Approximately 25 artists worked Elastic’s project specific pipeline using Maya as the base 3D package, Houdini for FX animation, Substance Painter for texture work, ZBrush for sculpting, Marvelous Designer and Ornatrix for cloth and hair sims; everything was then composited in Flame. All the FX were exported out of Houdini as either .vdb or Alembic, subsequently brought back into Maya and rendered with V-Ray. This kept everything unified while changes to animation, effects, and sims were ongoing.

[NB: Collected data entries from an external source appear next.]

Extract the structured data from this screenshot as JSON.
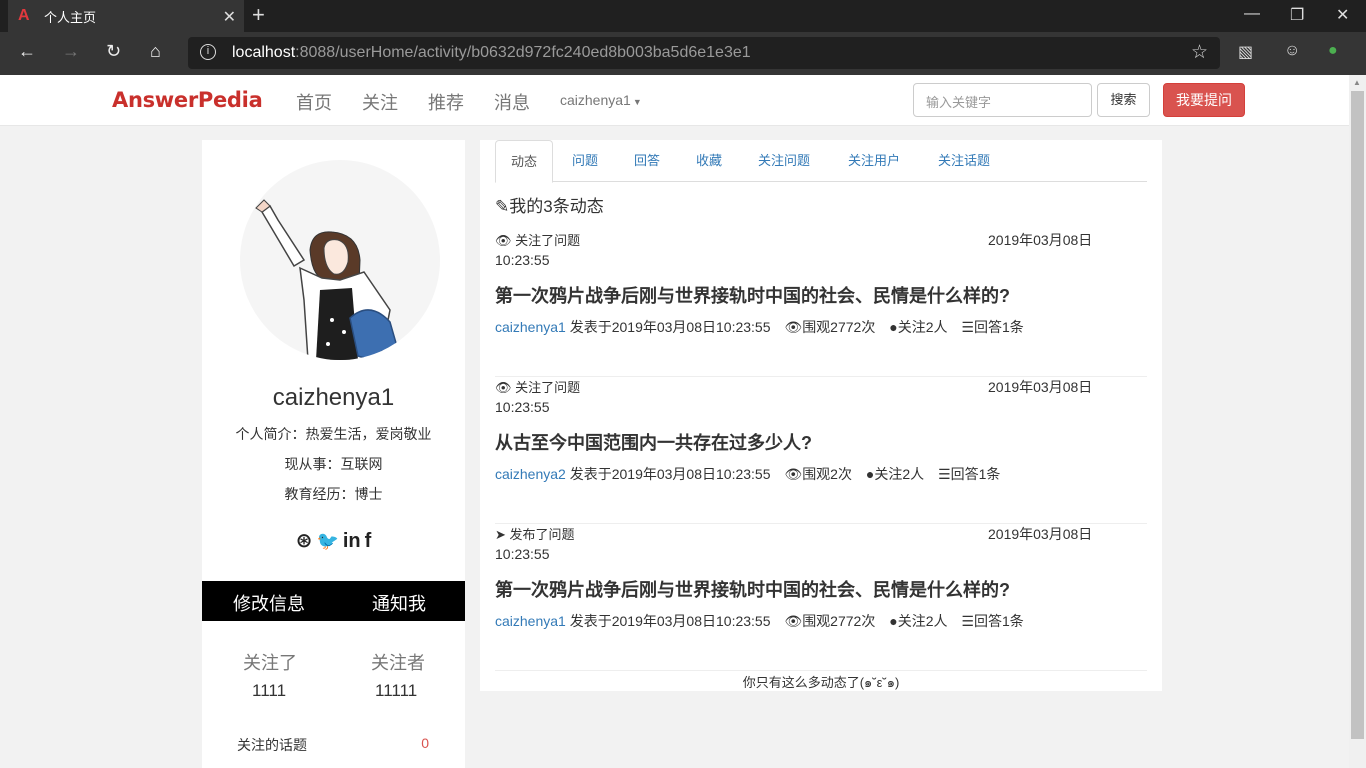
{
  "browser": {
    "tab_title": "个人主页",
    "url_host": "localhost",
    "url_rest": ":8088/userHome/activity/b0632d972fc240ed8b003ba5d6e1e3e1"
  },
  "header": {
    "logo": "AnswerPedia",
    "nav": [
      "首页",
      "关注",
      "推荐",
      "消息"
    ],
    "user": "caizhenya1",
    "search_placeholder": "输入关键字",
    "search_label": "搜索",
    "ask_label": "我要提问"
  },
  "profile": {
    "username": "caizhenya1",
    "bio": "个人简介：热爱生活，爱岗敬业",
    "job": "现从事：互联网",
    "edu": "教育经历：博士",
    "edit_label": "修改信息",
    "notify_label": "通知我",
    "following_label": "关注了",
    "following_count": "1111",
    "followers_label": "关注者",
    "followers_count": "11111",
    "topics_label": "关注的话题",
    "topics_count": "0"
  },
  "tabs": [
    "动态",
    "问题",
    "回答",
    "收藏",
    "关注问题",
    "关注用户",
    "关注话题"
  ],
  "feed": {
    "title": "我的3条动态",
    "end_text": "你只有这么多动态了(๑˘ε˘๑)",
    "items": [
      {
        "action": "关注了问题",
        "date": "2019年03月08日",
        "time": "10:23:55",
        "question": "第一次鸦片战争后刚与世界接轨时中国的社会、民情是什么样的?",
        "author": "caizhenya1",
        "posted": "发表于2019年03月08日10:23:55",
        "views": "围观2772次",
        "follows": "关注2人",
        "answers": "回答1条"
      },
      {
        "action": "关注了问题",
        "date": "2019年03月08日",
        "time": "10:23:55",
        "question": "从古至今中国范围内一共存在过多少人?",
        "author": "caizhenya2",
        "posted": "发表于2019年03月08日10:23:55",
        "views": "围观2次",
        "follows": "关注2人",
        "answers": "回答1条"
      },
      {
        "action": "发布了问题",
        "date": "2019年03月08日",
        "time": "10:23:55",
        "question": "第一次鸦片战争后刚与世界接轨时中国的社会、民情是什么样的?",
        "author": "caizhenya1",
        "posted": "发表于2019年03月08日10:23:55",
        "views": "围观2772次",
        "follows": "关注2人",
        "answers": "回答1条"
      }
    ]
  }
}
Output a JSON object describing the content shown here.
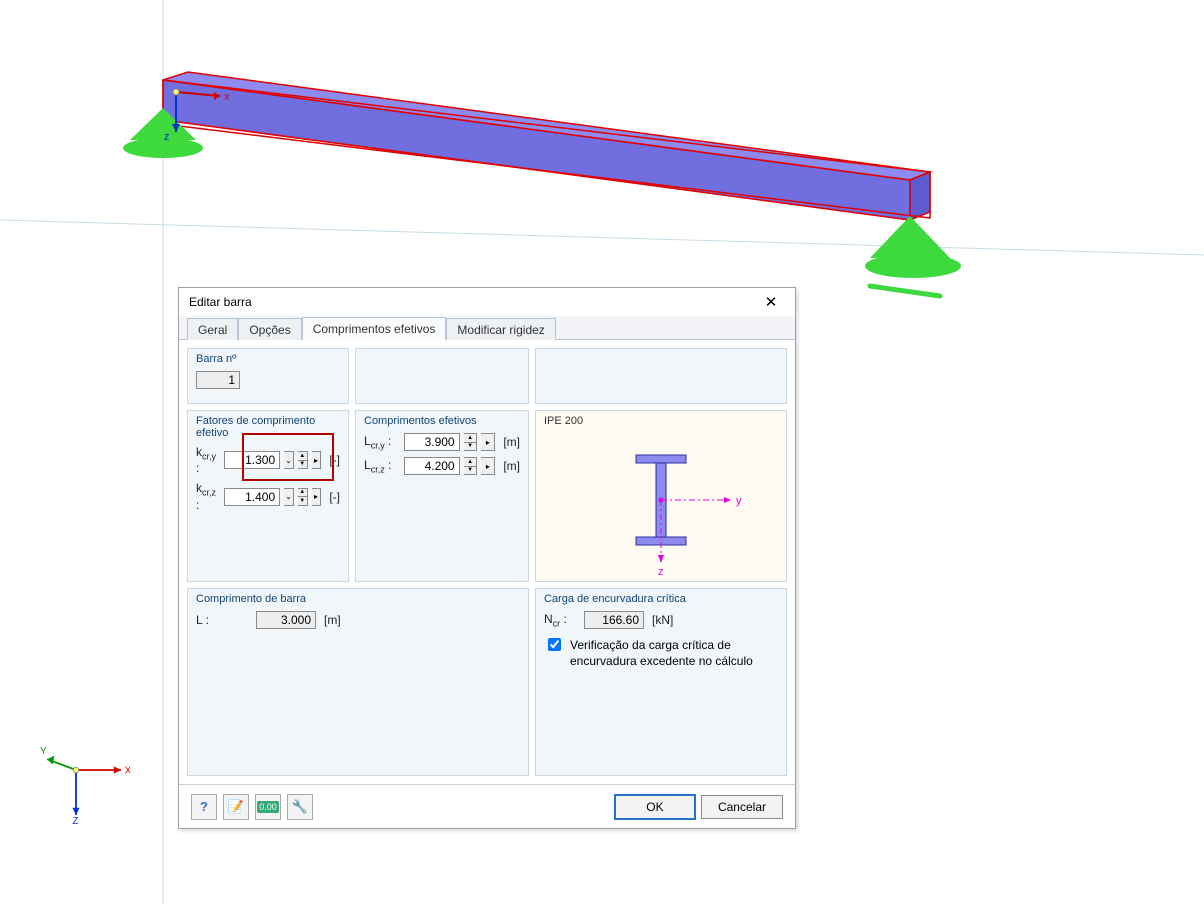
{
  "dialog": {
    "title": "Editar barra",
    "tabs": [
      "Geral",
      "Opções",
      "Comprimentos efetivos",
      "Modificar rigidez"
    ],
    "active_tab": 2,
    "barra_no": {
      "legend": "Barra nº",
      "value": "1"
    },
    "fatores": {
      "legend": "Fatores de comprimento efetivo",
      "rows": [
        {
          "label": "kcr,y :",
          "value": "1.300",
          "unit": "[-]"
        },
        {
          "label": "kcr,z :",
          "value": "1.400",
          "unit": "[-]"
        }
      ]
    },
    "compr": {
      "legend": "Comprimentos efetivos",
      "rows": [
        {
          "label": "Lcr,y :",
          "value": "3.900",
          "unit": "[m]"
        },
        {
          "label": "Lcr,z :",
          "value": "4.200",
          "unit": "[m]"
        }
      ]
    },
    "profile": {
      "legend": "IPE 200",
      "axis_y": "y",
      "axis_z": "z"
    },
    "compr_barra": {
      "legend": "Comprimento de barra",
      "label": "L :",
      "value": "3.000",
      "unit": "[m]"
    },
    "carga": {
      "legend": "Carga de encurvadura crítica",
      "label": "Ncr :",
      "value": "166.60",
      "unit": "[kN]",
      "check_label": "Verificação da carga crítica de encurvadura excedente no cálculo",
      "checked": true
    },
    "buttons": {
      "ok": "OK",
      "cancel": "Cancelar"
    }
  },
  "axes3d": {
    "x": "X",
    "y": "Y",
    "z": "Z"
  }
}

Elastic utilized keyframe animation to capture all Kait’s movements and emotions. That, combined with extensive CG FX, not only allowed for the integration of the character within this red-sand world, but for the addition of elements like fire tornados and obsidian formations that manifest from the chaotic desert landscape. This required extensive rendering, as most shots consisted of 60-70+ layers of CG, all running through Flame at 4K.
“I think the launch spots for Gears throughout the years are iconic,” Romatz notes. “That marriage of action visually playing opposite the music track created something unique. So, to have the opportunity to create another chapter in that storytelling is amazing. And it’s all about story, about capturing a singular aspect to the central character in the story that resonates with the themes of the game. It offers a unique challenge that makes the experience memorable.”
The Chain created unique challenges for the team, constantly juggling many different forces at play at the same time. However, collaborating with the agency, 215 McCann, Microsoft and The Coalition was a positive experience for the team as all parties pushed the story and visual forward; working together created a level of trust that help pull all of the pieces together.
“Even with a project like The Chain and the short time frame we had – which was only 6 weeks for production – it’s the process that worked and made us a team,” Romatz states. “No project ever goes perfectly. But the process can, which makes creating films like The Chain and Kait Broken so rewarding.”